Félicitation d'avoir survécu à 2016 ! 

   Effectivement, c'est ainsi que l'on célèbre le premier jour de l'année en malgache :

Arahaba tratry ny taona vaovao !

   Comme nous le constatons, l'essentiel est de prendre conscience que l'on est encore en vie, avant de se focaliser sur l'année avenir. Cette attitude nous rappelle le réflexe des paysans malgaches suite au passage d'un cyclone : On vérifie que chacun est sain et sauf avant de se préoccuper des inévitables dégâts matériaux. Leurs habitations étant souvent sommaires (à l'opposition des tombeaux en dure, car demeures définitives) ils se résignent à la reconstruction, sans attendre un hypothétique décret de catastrophe naturel (quelle arrogance de l'homme de décider à la place de la nature) et encore moins, sans compter sur les assurances.

   On est en vie. On respire. 

   Vers fin de l'année 2016, le prefet de la ville où je réside, Lyon, a dû publier un arrêté municipal afin de garantir la sécurité concernant la qualité de l'air que respirent ses administrés. Quand une grande ville est contrainte à appliquer une circulation alternée des véhicules (symboles de liberté des pays occidentaux) c'est que leur santé est menacée.



(source)
       Au lendemain des ripailles de fin d'année (et des galettes des rois actuelles) d'autres meurent de fin sous d'autres latitudes. Le besoin de sécurité alimentaire est fondamental, ainsi que celui de l'eau. 


(sources : photo de gauchephoto de droite)
      Après avoir régler ces deux premières préoccupations vitales vous pouvez vous soucier de la sécurité du logement. En ces moments de grand froid, bon nombres de personnes souffrent. La fameuse trêve hivernale n'est qu'une solution d'urgence et provisoire qui est devenue définitive faute de vrai projet social en cohérence avec le fameux vivre ensemble dont on nous bassine sans cesse.

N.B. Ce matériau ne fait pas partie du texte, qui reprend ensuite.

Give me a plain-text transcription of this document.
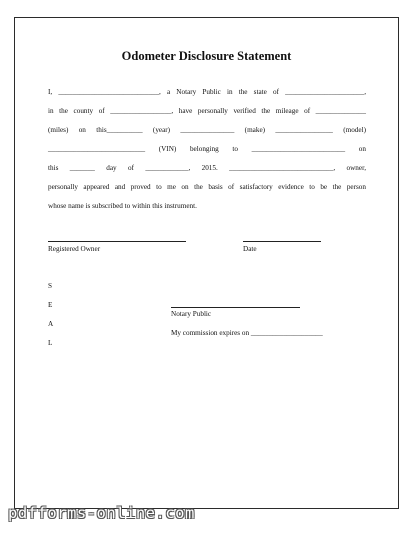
Odometer Disclosure Statement
I, ____________________________, a Notary Public in the state of ______________________,
in the county of _________________, have personally verified the mileage of ______________
(miles) on this__________ (year) _______________ (make) ________________ (model)
___________________________ (VIN) belonging to __________________________ on
this _______ day of ____________, 2015. _____________________________, owner,
personally appeared and proved to me on the basis of satisfactory evidence to be the person
whose name is subscribed to within this instrument.
Registered Owner	Date
S
E
A
L
Notary Public
My commission expires on ____________________
pdfforms-online.com
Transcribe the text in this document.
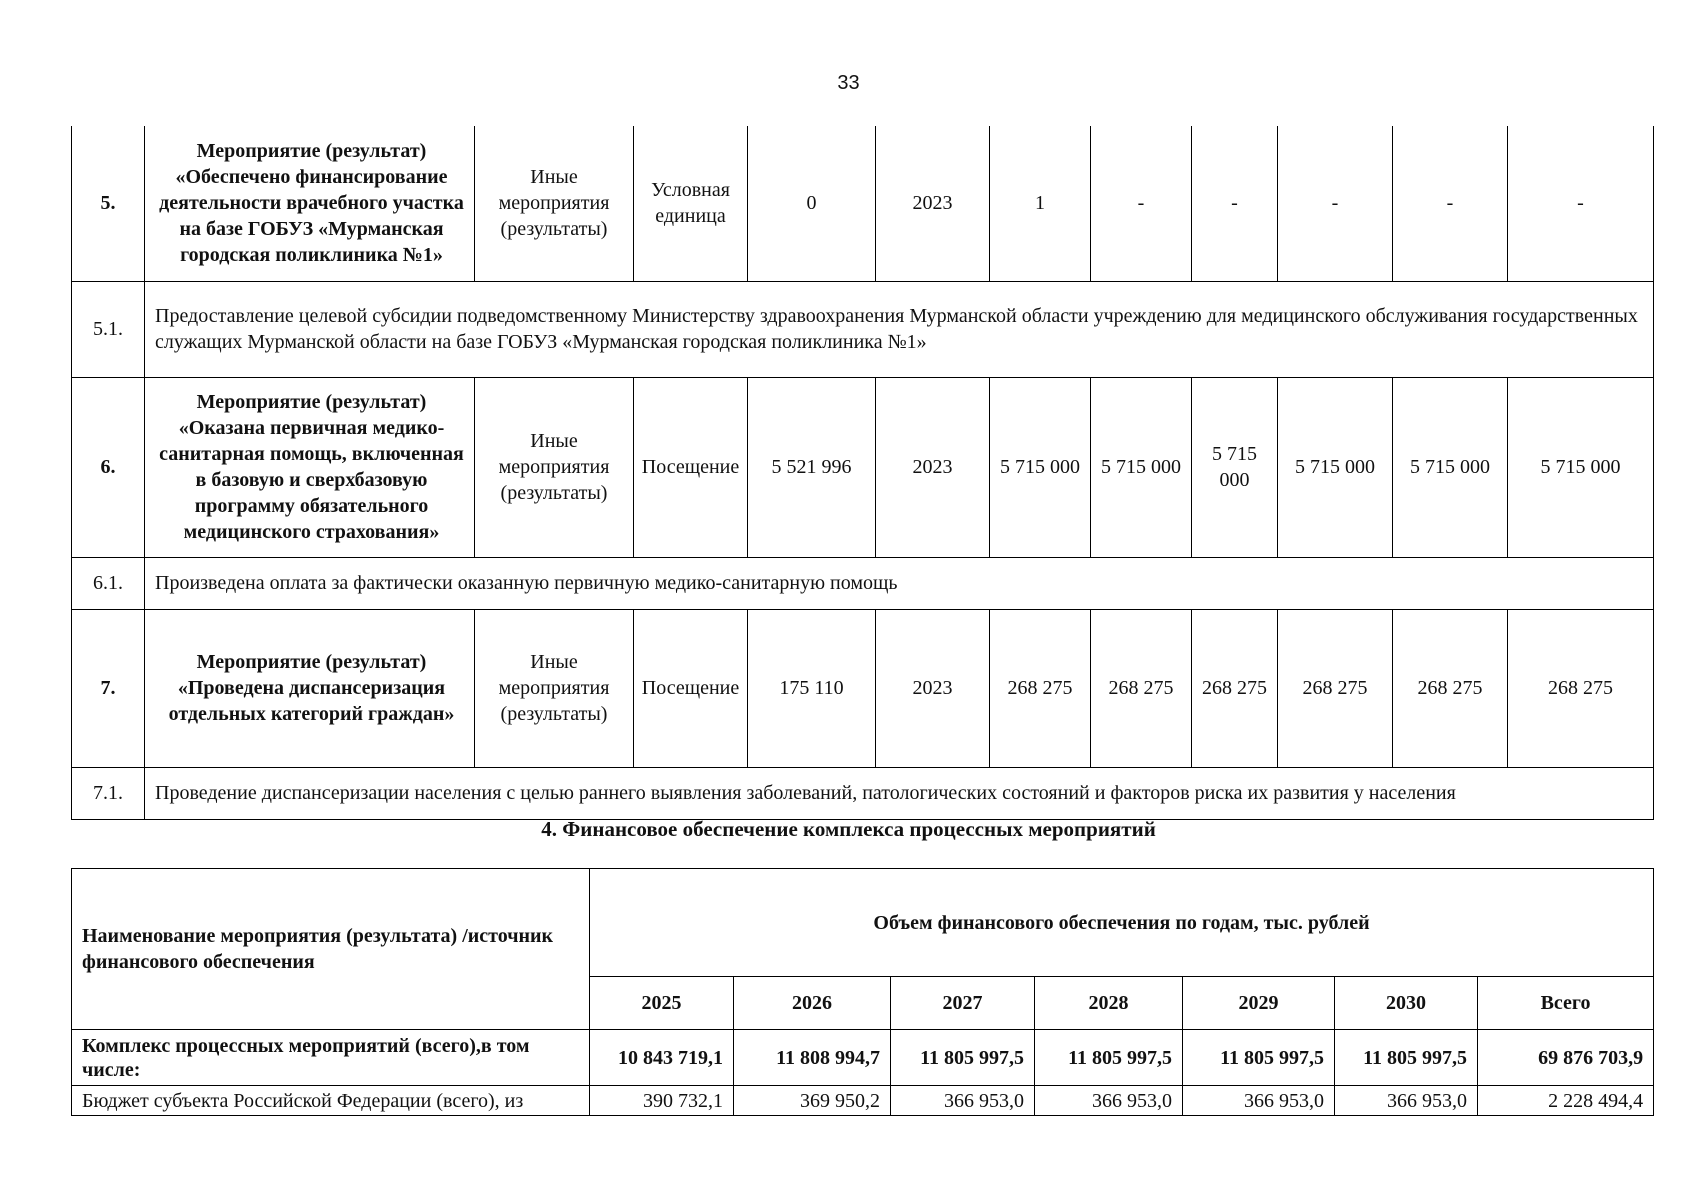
33
5.	Мероприятие (результат) «Обеспечено финансирование деятельности врачебного участка на базе ГОБУЗ «Мурманская городская поликлиника №1»	Иные мероприятия (результаты)	Условная единица	0	2023	1	-	-	-	-	-
5.1.	Предоставление целевой субсидии подведомственному Министерству здравоохранения Мурманской области учреждению для медицинского обслуживания государственных служащих Мурманской области на базе ГОБУЗ «Мурманская городская поликлиника №1»										
6.	Мероприятие (результат) «Оказана первичная медико-санитарная помощь, включенная в базовую и сверхбазовую программу обязательного медицинского страхования»	Иные мероприятия (результаты)	Посещение	5 521 996	2023	5 715 000	5 715 000	5 715 000	5 715 000	5 715 000	5 715 000
6.1.	Произведена оплата за фактически оказанную первичную медико-санитарную помощь										
7.	Мероприятие (результат) «Проведена диспансеризация отдельных категорий граждан»	Иные мероприятия (результаты)	Посещение	175 110	2023	268 275	268 275	268 275	268 275	268 275	268 275
7.1.	Проведение диспансеризации населения с целью раннего выявления заболеваний, патологических состояний и факторов риска их развития у населения										
4. Финансовое обеспечение комплекса процессных мероприятий
Наименование мероприятия (результата) /источник финансового обеспечения	Объем финансового обеспечения по годам, тыс. рублей						
	2025	2026	2027	2028	2029	2030	Всего
Комплекс процессных мероприятий (всего),в том числе:	10 843 719,1	11 808 994,7	11 805 997,5	11 805 997,5	11 805 997,5	11 805 997,5	69 876 703,9
Бюджет субъекта Российской Федерации (всего), из	390 732,1	369 950,2	366 953,0	366 953,0	366 953,0	366 953,0	2 228 494,4
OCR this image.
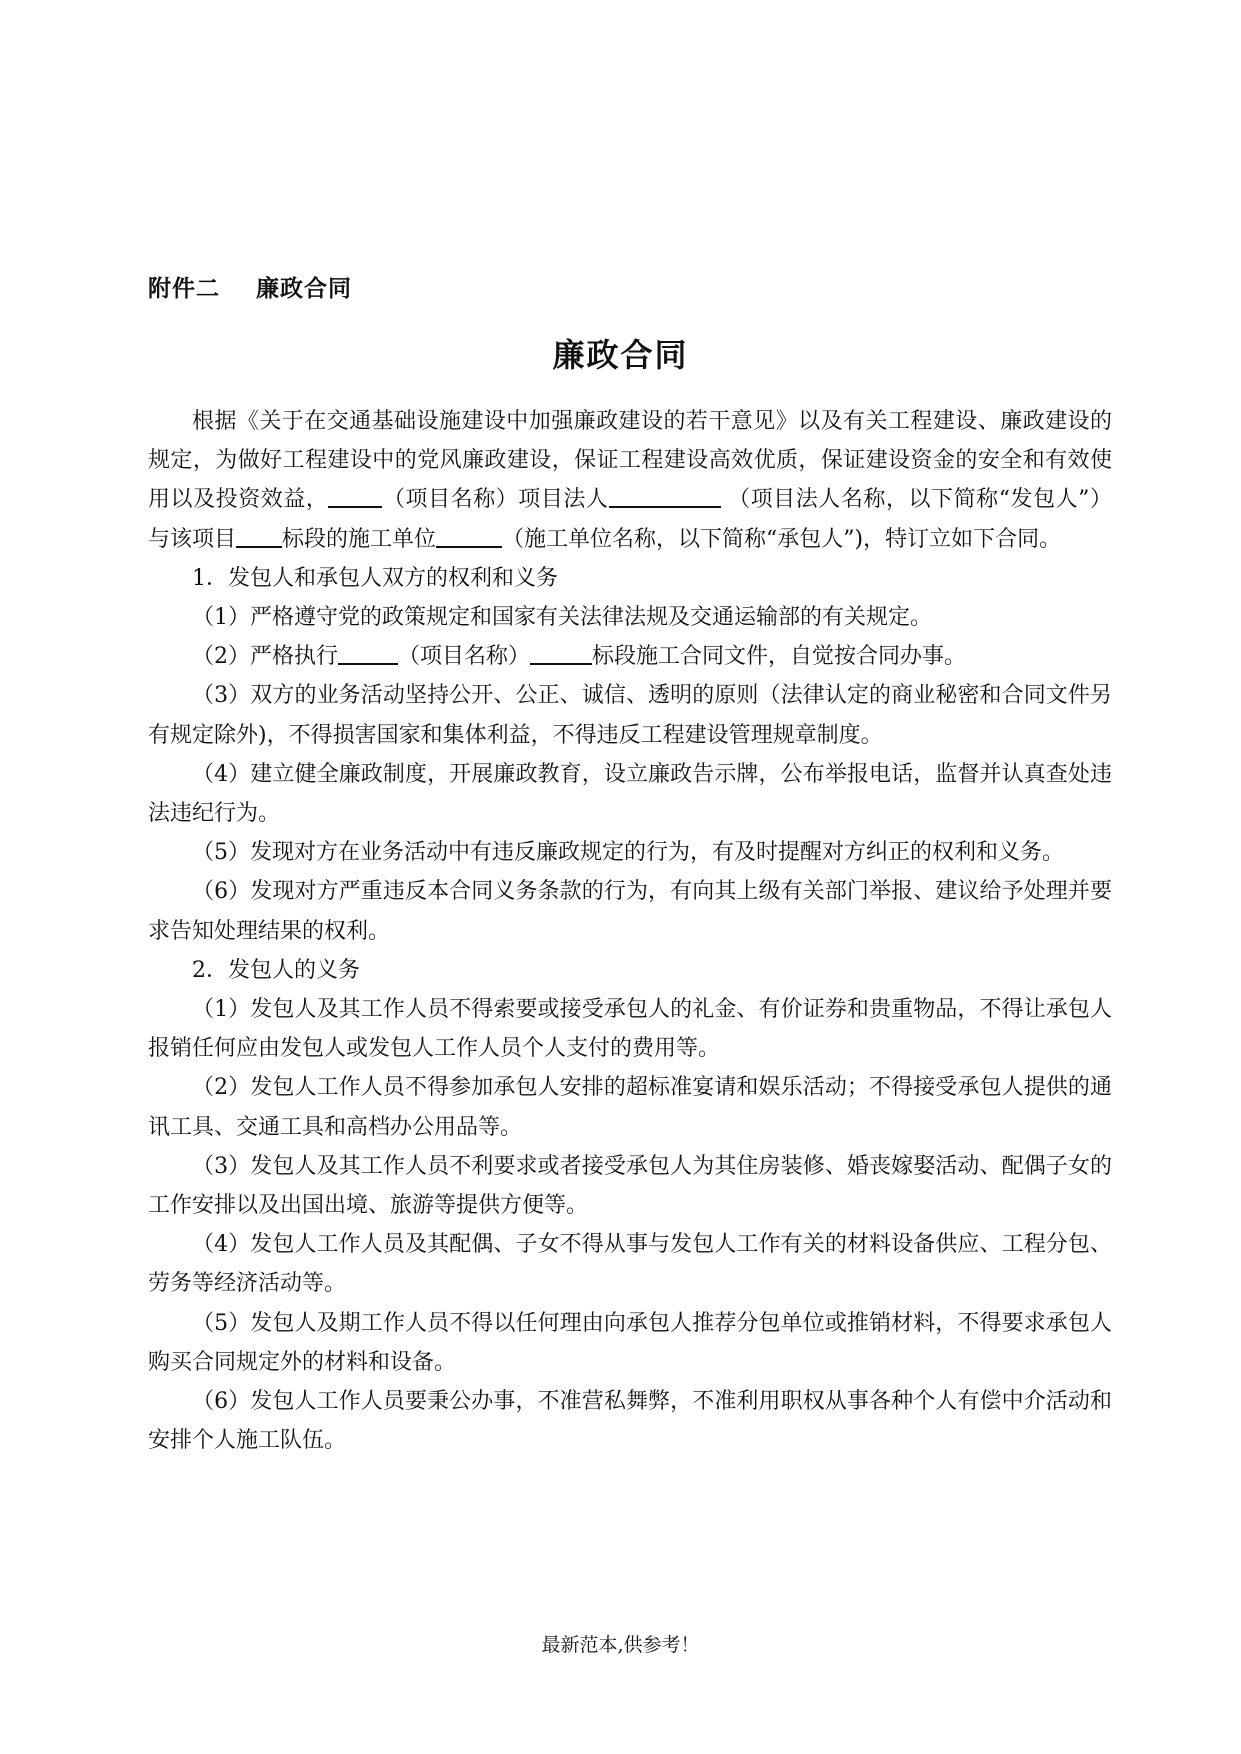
附件二    廉政合同
廉政合同

根据《关于在交通基础设施建设中加强廉政建设的若干意见》以及有关工程建设、廉政建设的规定，为做好工程建设中的党风廉政建设，保证工程建设高效优质，保证建设资金的安全和有效使用以及投资效益， （项目名称）项目法人	（项目法人名称，以下简称“发包人”）与该项目 标段的施工单位	（施工单位名称，以下简称“承包人”)，特订立如下合同。

1．发包人和承包人双方的权利和义务

（1）严格遵守党的政策规定和国家有关法律法规及交通运输部的有关规定。

（2）严格执行	（项目名称）	标段施工合同文件，自觉按合同办事。

（3）双方的业务活动坚持公开、公正、诚信、透明的原则（法律认定的商业秘密和合同文件另有规定除外)，不得损害国家和集体利益，不得违反工程建设管理规章制度。

（4）建立健全廉政制度，开展廉政教育，设立廉政告示牌，公布举报电话，监督并认真查处违法违纪行为。

（5）发现对方在业务活动中有违反廉政规定的行为，有及时提醒对方纠正的权利和义务。

（6）发现对方严重违反本合同义务条款的行为，有向其上级有关部门举报、建议给予处理并要求告知处理结果的权利。

2．发包人的义务

（1）发包人及其工作人员不得索要或接受承包人的礼金、有价证券和贵重物品，不得让承包人报销任何应由发包人或发包人工作人员个人支付的费用等。

（2）发包人工作人员不得参加承包人安排的超标准宴请和娱乐活动；不得接受承包人提供的通讯工具、交通工具和高档办公用品等。

（3）发包人及其工作人员不利要求或者接受承包人为其住房装修、婚丧嫁娶活动、配偶子女的工作安排以及出国出境、旅游等提供方便等。

（4）发包人工作人员及其配偶、子女不得从事与发包人工作有关的材料设备供应、工程分包、劳务等经济活动等。

（5）发包人及期工作人员不得以任何理由向承包人推荐分包单位或推销材料，不得要求承包人购买合同规定外的材料和设备。

（6）发包人工作人员要秉公办事，不准营私舞弊，不准利用职权从事各种个人有偿中介活动和安排个人施工队伍。

最新范本,供参考！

      Evoquer le logement nous renvoie à trois cas de figure :

  1. Vous faites partie de la "classe aisée" alors pas d'insécurité pour vous loger.
  2. Vous faites partie de la "classe moyenne" alors l'insécurité vous guette. Vous n'êtes pas assez riche (revenu insuffisant) pour que les agences immobilières acceptent votre dossier. Même si vous avez toujours bien payé votre loyer et bien gérer votre  petit budget familial, la société de l' "Egalité - Liberté - Fraternité" vous laisser sur le banc de touche ! Car vous n'êtes pas assez pauvre pour que votre demande de logement social (HLM) soit acceptée non plus. Notons au passage que cette couche moyenne tend à se réduire parce que les personnes vont de plus en plus rejoindre le dernier lot. 
  3. Vous faites partie de la "classe des démunis". La liste d'attente est longue, si bien que l'Etat préfère payer chèrement les hébergements dans les hôtels au lieu de mettre en place un système plus cohérent.
        Il et vrai que pendant la durée du bail, le locataire est en sécurité. Cependant si ledit bail n'est pas renouvelé, la famille se trouve en totale insécurité car le propriétaire reprend ses droits et l'ancien locataire ne pourra plus se reloger pour les raisons évoquées en (2).

   Chez les Bara, du moins fin XIX siècle, l'insécurité du logement n'existait pas. Effectivement, chacun construisait sa case en respectant la configuration du village et le système social en place.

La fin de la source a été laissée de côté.